Para ele, é urgente a necessidade do Brasil em reduzir a demanda dos órgãos de saúde. "Dentro de algumas semanas, isso alivia a sobrecarga e permite que o sistema de saúde se reestruture para receber novos pacientes", afirmou.
O polêmico lockdown nacional
O presidente Jair Bolsonaro, em mais de uma ocasião, enfatizou que está de mãos atadas ante uma decisão do Supremo Tribunal Federal sobre medidas de isolamento social ficarem à cargo de governadores e prefeitos.
O vice-presidente Hamilton Mourão (PRTB) disse nesta terça-feira (2) que "não adianta" implementar um isolamento nacional para frear avanço da COVID-19 no Brasil. Segundo Mourão, a realidade de cada local deve ser avaliada no momento de decretar um possível lockdown.
José Ricardo Rocha Bandeira, no entanto, entende esta questão de modo distinto. Para ele, "as medidas nacionais são importantíssimas para conter a pandemia, tendo em vista que não se pode ter ações isoladas de cada estado".
Ele defendeu que "é necessário ter um plano nacional para que a gente tenha uma maior eficiência no combate à COVID-19. Não adianta um estado realizar determinadas medidas de contenção, e o estado vizinho não seguir estas medidas. A mesma coisa acontece com municípios vizinhos. Um plano nacional é fundamental porque homogeniza o combate ao coronavírus. Ou seja, todos os estados atuariam em conjunto, de modo que um cidadão não possa passar de um estado para o outro".

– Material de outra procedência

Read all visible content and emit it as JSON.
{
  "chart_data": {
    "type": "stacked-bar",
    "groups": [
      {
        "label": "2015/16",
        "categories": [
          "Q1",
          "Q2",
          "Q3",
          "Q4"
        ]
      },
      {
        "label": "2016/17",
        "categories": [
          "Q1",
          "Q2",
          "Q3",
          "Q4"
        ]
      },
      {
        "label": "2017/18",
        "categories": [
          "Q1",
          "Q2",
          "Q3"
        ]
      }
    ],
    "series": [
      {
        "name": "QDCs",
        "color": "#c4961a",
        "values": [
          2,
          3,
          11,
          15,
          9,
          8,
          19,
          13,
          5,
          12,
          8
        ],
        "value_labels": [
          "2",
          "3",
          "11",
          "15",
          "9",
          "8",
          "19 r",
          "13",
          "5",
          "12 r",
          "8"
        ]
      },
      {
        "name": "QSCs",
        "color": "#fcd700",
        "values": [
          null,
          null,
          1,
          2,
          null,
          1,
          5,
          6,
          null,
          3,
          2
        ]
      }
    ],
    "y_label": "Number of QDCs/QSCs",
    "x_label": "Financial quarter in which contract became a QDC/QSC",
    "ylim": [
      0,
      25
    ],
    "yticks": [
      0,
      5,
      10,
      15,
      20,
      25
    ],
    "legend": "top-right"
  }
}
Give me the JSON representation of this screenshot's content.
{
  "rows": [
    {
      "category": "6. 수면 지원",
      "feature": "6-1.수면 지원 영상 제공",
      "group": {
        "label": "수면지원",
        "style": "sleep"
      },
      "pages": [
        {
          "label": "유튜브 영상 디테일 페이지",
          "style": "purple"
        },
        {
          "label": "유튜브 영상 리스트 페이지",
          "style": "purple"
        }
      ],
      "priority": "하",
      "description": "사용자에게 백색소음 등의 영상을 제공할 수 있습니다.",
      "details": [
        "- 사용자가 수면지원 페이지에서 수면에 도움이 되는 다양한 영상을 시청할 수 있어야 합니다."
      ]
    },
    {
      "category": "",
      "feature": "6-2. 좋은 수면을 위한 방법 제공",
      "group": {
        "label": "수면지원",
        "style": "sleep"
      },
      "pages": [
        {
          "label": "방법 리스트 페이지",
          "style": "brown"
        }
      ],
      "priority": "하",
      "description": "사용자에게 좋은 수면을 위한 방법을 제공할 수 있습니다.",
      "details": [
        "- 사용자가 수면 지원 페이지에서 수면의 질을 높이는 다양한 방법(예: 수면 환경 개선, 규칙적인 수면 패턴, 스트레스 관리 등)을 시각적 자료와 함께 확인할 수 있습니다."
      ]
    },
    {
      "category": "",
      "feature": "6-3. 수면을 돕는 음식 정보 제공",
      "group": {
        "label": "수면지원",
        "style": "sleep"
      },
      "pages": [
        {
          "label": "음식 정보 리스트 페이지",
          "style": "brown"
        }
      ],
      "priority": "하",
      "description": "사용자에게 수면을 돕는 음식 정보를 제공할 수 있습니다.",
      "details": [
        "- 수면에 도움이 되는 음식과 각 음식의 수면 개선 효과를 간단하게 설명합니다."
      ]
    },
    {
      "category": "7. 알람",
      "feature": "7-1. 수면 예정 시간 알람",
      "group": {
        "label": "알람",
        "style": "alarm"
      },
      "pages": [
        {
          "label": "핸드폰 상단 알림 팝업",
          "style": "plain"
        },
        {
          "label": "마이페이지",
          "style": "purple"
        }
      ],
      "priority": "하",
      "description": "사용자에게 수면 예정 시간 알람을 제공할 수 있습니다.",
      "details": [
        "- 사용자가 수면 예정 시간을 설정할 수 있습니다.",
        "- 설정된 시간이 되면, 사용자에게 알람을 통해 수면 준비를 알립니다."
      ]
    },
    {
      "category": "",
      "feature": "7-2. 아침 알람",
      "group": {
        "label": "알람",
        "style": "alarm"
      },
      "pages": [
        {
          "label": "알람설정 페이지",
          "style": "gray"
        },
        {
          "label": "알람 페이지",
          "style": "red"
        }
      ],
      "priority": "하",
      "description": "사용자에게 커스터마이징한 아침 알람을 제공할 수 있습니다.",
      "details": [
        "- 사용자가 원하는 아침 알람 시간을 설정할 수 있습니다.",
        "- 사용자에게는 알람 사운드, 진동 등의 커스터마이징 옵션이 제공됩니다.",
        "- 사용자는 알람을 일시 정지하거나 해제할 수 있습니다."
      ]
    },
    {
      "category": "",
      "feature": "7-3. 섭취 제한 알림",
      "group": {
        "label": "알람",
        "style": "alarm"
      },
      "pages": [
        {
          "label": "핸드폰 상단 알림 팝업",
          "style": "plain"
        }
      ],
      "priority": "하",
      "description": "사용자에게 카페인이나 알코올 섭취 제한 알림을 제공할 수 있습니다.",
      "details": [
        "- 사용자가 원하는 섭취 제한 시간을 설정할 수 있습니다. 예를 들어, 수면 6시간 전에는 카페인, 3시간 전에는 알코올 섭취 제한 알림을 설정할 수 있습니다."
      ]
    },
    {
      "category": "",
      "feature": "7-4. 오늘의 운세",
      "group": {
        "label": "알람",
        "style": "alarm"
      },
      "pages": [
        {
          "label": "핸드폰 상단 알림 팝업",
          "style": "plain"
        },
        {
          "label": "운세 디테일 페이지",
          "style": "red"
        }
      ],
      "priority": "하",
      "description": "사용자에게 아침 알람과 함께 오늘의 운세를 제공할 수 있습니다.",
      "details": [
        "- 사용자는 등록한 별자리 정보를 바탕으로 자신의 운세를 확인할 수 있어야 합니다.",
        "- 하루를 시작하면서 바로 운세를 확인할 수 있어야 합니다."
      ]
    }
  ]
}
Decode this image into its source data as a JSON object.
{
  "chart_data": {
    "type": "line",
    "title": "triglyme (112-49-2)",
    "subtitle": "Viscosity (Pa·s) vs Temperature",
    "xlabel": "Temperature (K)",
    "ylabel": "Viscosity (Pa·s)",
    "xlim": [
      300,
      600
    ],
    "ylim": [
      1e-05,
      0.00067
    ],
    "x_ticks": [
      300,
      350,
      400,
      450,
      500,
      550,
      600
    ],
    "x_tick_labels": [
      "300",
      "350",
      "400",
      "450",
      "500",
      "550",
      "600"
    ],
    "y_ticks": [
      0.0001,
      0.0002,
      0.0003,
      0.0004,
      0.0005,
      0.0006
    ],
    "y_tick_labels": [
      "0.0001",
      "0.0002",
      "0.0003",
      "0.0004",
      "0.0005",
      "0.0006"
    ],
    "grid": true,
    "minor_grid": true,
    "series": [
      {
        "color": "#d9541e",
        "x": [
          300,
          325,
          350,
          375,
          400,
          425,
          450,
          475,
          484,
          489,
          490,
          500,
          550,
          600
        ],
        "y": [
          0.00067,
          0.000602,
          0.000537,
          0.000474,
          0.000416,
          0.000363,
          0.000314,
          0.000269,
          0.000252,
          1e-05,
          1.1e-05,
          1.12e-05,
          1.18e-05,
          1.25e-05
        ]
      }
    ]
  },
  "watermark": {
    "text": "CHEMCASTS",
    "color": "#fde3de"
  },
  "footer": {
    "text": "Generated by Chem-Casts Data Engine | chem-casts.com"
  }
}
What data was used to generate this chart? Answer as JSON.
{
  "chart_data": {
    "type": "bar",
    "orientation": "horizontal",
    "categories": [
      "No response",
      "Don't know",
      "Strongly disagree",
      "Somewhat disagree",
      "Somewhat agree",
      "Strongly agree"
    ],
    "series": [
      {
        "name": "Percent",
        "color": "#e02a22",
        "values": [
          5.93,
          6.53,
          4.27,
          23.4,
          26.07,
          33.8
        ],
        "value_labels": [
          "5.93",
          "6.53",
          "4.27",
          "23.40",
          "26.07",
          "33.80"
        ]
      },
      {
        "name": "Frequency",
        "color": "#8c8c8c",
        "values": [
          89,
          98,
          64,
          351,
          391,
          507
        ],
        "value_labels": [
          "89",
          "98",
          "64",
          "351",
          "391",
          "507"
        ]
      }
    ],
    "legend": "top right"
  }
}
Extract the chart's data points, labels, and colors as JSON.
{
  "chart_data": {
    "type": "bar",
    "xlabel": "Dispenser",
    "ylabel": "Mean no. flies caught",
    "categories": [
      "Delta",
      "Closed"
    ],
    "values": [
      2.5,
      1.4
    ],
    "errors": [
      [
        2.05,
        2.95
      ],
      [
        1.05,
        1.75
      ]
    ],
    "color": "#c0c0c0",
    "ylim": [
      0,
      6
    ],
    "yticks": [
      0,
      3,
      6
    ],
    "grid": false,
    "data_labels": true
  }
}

Quem controlará o toque de recolher?
Após ter explicado a importância de medidas nacionais para conter a pandemia da COVID-19, o entrevistado foi confrontado com uma pergunta importante: quem será capaz de controlar e fazer valer um toque de recolher?
O especialista entende que "a fiscalização dessas medidas emergenciais deve ser feita, além da polícia, pelas guardas municipais e pelo corpo de bombeiros, os agentes fiscalizadores municipais e estaduais. Além, é claro, do emprego das forças armadas, que podem ajudar a manter efetivamente as medidas de isolamento da população. É preciso um esforço conjunto".
A delicada questão nas favelas e periferias do Brasil
Ao explicitar seus argumentos sobre o uso das forças de segurança para promover uma espécie de toque de recolher pelo país, o entrevistado revelou que há problemas com esta lógica, principalmente em áreas controladas pelo tráfico de drogas e pela milícia.
"Nessas áreas em que o tráfico de drogas [e também a milícia] exerce o controle territorial, é necessário que se faça a intervenção policial. Não podemos pensar de outra forma, talvez até com apoio das forças armadas, como foi feito na intervenção federal aqui no Rio de Janeiro", defendeu.
"Ações conjuntas das polícias civil e militar, apoiadas pelas forças armadas, podem romper esse domínio territorial armado e ajudar a manter a fiscalização", concluiu o especialista em segurança pública.